A 69 page research study, – Mergers, Product Prices, and Innovation: Evidence from the Pharmaceutical Industry – which was last revised in February 2023, the authors from the University of Arizona and Stevens Institute of Technology examine changes in product prices and innovation around consolidation in the pharmaceutical industry.

They concluded that “pharmaceutical mergers are generally accompanied by increases in product prices particularly within uncompetitive product markets that experience further consolidation as a result of the merger.”

When they also examined innovation around mergers, they found that “any innovative activity is limited to labeling and manufacturing process changes, not new drug creation.
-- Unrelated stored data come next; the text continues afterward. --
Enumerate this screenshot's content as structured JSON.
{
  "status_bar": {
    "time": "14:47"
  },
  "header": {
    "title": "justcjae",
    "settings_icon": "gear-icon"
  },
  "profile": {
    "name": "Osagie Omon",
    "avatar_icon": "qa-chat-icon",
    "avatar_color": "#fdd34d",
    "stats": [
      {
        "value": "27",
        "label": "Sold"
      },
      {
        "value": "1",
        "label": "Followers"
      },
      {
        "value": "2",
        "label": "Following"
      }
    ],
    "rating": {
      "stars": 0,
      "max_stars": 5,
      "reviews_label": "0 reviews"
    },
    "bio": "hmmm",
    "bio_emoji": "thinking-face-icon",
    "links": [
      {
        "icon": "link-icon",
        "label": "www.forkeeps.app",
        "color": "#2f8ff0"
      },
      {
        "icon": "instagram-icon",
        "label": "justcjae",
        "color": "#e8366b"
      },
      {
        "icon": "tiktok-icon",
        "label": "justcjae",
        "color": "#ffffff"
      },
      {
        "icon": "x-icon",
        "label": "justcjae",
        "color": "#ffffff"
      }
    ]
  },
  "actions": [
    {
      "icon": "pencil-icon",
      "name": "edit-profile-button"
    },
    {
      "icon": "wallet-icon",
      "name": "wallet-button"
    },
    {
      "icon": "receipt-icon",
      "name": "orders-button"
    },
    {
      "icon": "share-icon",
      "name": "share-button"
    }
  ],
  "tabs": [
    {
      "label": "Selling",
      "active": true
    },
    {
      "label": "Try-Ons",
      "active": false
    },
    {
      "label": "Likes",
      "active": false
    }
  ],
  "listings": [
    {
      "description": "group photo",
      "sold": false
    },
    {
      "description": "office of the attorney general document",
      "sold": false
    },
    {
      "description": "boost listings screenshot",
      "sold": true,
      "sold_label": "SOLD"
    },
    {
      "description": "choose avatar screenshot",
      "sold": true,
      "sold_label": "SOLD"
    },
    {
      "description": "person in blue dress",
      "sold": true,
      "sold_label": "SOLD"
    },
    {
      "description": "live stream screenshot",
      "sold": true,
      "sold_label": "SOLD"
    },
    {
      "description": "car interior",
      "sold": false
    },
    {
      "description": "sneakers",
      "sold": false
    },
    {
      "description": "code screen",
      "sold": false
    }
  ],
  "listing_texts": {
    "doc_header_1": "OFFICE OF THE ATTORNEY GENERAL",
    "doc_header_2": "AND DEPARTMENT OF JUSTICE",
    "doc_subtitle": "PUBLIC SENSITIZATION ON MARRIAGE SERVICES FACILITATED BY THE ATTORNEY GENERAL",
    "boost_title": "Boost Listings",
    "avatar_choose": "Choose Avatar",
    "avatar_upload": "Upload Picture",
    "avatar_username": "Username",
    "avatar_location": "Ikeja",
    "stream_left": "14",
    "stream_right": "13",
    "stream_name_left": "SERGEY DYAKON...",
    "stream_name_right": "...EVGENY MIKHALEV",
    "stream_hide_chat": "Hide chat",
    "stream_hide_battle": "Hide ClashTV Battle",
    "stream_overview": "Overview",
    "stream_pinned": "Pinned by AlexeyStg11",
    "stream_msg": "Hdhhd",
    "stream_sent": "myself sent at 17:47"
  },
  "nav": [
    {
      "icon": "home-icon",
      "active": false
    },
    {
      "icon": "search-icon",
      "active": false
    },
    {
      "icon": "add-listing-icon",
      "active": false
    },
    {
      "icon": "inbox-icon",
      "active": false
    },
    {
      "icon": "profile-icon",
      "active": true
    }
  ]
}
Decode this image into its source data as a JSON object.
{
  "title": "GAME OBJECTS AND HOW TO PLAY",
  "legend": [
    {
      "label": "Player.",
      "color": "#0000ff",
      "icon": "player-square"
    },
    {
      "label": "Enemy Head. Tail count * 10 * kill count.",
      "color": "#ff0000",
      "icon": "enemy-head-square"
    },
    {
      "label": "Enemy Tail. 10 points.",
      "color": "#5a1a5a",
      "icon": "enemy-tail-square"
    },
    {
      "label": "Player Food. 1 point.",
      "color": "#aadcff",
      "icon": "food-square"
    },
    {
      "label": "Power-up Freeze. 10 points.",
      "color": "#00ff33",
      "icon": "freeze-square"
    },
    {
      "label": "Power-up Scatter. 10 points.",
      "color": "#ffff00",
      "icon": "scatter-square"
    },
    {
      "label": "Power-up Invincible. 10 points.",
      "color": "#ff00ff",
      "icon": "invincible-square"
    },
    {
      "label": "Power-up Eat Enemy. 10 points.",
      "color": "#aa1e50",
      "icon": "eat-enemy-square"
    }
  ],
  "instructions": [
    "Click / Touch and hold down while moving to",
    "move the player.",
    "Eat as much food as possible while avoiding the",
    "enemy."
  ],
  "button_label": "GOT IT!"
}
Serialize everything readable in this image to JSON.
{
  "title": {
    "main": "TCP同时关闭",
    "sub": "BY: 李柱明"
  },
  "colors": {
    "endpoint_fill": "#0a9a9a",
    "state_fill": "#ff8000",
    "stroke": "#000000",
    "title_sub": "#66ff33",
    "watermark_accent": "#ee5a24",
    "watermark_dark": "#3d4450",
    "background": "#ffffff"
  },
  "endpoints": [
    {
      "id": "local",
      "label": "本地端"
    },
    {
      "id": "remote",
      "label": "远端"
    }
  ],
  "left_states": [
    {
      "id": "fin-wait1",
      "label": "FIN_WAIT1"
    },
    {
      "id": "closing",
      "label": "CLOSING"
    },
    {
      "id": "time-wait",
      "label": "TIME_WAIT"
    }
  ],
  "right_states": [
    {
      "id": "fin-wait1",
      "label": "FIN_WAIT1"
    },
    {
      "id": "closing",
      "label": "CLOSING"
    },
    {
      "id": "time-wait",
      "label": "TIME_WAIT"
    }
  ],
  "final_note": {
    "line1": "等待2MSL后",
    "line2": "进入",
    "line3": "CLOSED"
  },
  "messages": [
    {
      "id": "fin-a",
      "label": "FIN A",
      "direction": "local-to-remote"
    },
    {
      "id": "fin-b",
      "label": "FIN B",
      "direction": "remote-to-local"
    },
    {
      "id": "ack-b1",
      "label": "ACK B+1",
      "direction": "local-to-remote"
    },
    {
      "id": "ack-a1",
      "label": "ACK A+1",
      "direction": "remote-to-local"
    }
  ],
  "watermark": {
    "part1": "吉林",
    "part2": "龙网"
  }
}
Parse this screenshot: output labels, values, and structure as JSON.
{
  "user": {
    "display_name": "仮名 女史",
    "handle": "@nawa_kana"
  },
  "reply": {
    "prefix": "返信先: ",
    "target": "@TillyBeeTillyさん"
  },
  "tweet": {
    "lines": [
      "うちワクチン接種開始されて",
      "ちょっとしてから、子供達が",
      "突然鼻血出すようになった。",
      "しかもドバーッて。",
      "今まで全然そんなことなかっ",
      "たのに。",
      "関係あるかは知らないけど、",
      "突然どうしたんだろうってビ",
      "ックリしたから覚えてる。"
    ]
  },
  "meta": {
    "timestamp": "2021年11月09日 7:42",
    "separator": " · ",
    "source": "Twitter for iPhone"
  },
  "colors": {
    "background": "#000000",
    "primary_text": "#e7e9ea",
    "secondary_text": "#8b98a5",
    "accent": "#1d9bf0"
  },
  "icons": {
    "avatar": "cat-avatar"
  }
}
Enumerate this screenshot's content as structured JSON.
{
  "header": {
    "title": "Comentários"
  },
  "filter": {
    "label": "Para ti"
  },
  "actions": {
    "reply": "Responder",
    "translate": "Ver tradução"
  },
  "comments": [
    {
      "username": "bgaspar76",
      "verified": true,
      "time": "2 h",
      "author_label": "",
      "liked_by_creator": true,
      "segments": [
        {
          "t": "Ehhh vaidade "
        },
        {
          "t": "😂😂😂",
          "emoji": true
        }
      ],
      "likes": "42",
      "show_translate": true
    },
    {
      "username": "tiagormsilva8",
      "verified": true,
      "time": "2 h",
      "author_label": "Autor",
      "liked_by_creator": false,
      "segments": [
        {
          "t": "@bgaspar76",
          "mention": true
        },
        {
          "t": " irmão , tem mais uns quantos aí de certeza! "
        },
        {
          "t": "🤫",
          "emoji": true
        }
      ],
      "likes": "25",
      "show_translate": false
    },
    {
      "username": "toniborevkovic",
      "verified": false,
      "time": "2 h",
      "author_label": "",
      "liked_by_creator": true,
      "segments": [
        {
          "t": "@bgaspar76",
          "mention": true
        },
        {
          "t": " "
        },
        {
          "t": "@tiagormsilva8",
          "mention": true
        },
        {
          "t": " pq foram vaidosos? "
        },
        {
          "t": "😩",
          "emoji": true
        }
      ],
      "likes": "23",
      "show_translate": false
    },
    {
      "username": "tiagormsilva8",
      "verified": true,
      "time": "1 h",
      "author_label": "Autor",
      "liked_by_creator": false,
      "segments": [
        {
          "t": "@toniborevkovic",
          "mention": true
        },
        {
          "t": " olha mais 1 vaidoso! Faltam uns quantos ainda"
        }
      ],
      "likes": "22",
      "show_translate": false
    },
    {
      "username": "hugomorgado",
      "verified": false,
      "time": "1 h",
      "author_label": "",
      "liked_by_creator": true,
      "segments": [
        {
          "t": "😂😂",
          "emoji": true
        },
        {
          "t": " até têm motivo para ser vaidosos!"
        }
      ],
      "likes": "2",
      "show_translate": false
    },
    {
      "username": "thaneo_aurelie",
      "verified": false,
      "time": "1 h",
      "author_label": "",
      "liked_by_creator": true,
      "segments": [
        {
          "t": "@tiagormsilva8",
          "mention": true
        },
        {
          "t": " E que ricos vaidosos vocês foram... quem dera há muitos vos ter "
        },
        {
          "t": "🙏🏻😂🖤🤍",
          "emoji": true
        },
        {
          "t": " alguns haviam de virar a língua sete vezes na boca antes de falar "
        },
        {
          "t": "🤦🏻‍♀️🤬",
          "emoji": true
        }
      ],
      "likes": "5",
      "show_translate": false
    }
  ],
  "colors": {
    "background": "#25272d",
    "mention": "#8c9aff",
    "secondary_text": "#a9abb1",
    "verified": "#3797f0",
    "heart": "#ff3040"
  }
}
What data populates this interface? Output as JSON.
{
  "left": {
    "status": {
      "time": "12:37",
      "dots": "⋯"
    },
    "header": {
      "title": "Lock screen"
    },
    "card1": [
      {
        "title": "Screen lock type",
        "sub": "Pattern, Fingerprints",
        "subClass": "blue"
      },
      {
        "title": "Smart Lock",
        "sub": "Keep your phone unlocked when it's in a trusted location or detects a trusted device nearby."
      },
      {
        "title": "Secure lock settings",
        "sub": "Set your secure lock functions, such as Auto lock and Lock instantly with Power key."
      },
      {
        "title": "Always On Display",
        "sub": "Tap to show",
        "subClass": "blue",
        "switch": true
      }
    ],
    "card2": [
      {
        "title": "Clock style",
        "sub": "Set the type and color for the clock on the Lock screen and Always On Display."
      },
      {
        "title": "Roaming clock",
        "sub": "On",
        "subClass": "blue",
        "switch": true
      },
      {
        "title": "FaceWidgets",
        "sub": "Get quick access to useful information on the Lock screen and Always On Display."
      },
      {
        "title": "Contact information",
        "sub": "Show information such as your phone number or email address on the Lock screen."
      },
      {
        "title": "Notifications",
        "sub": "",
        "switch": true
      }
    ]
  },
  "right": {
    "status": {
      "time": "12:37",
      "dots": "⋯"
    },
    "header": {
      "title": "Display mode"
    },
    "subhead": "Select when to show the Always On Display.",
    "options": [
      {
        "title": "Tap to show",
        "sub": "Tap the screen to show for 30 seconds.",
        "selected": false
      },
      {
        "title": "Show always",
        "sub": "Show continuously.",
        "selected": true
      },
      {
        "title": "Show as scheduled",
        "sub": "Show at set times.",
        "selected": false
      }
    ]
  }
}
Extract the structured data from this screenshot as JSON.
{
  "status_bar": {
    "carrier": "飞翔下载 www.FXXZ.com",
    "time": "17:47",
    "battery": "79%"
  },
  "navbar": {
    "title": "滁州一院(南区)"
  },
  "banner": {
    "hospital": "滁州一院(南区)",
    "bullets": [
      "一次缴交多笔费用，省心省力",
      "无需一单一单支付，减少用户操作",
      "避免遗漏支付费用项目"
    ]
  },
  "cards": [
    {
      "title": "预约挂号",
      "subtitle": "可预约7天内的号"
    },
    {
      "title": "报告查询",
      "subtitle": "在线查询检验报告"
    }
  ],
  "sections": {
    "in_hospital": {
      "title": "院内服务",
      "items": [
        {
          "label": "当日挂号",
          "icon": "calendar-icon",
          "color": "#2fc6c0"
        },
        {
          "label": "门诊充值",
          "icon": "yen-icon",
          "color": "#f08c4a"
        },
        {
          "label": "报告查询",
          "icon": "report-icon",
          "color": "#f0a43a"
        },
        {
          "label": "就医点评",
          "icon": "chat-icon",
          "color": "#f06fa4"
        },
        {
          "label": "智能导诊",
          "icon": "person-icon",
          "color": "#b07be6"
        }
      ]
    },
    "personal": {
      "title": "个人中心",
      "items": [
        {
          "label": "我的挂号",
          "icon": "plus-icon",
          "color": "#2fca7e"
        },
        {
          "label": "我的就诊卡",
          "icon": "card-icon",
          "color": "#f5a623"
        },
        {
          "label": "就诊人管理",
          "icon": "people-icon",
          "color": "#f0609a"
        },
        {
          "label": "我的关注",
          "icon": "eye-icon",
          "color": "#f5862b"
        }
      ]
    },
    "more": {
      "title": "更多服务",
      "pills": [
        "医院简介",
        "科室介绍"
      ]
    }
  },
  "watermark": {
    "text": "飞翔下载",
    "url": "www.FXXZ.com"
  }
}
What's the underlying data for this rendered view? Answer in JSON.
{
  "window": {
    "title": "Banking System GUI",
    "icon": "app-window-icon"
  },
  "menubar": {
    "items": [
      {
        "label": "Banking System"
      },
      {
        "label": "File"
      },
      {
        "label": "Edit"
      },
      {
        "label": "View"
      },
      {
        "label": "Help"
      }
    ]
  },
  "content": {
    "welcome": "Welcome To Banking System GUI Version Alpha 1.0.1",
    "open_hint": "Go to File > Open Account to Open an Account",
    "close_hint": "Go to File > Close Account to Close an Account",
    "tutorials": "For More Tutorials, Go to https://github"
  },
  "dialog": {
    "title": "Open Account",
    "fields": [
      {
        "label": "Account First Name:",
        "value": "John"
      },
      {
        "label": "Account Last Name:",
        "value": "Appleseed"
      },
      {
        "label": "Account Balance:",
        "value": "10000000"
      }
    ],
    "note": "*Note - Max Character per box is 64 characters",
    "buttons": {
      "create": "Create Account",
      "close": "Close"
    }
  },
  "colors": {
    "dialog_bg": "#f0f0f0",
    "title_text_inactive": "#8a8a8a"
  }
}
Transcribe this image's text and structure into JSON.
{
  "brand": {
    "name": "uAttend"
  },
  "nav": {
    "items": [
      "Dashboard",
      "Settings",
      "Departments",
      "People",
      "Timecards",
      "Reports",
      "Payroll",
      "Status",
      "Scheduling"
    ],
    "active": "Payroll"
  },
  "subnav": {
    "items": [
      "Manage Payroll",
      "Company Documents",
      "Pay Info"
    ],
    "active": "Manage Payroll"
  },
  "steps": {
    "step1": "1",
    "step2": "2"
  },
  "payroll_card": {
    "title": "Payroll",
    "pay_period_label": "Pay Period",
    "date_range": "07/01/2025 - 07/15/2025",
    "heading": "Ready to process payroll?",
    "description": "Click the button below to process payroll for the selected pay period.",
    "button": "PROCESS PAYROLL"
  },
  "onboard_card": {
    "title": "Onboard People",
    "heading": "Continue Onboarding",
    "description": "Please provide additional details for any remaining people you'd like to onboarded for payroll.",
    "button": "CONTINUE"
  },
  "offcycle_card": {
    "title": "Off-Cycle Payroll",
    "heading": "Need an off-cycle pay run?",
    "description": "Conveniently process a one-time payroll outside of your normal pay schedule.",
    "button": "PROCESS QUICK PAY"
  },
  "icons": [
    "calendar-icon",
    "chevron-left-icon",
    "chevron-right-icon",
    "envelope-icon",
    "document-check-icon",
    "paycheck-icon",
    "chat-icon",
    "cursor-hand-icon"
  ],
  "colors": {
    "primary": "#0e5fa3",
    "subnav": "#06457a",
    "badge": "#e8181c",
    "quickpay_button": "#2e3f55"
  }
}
They went to to say that thee “findings are inconsistent with synergistic gains being passed along to consumers through lower prices or better products.” And that their study “has implications for policymakers, who often claim ensuring affordable access to medication for constituents is a top priority.”

They claim that “one contributor to rising drug prices is recent consolidation in the pharmaceutical industry. Understanding the nature of competitive forces in this industry provides insights into how to better regulate this important industry and contain drug prices.”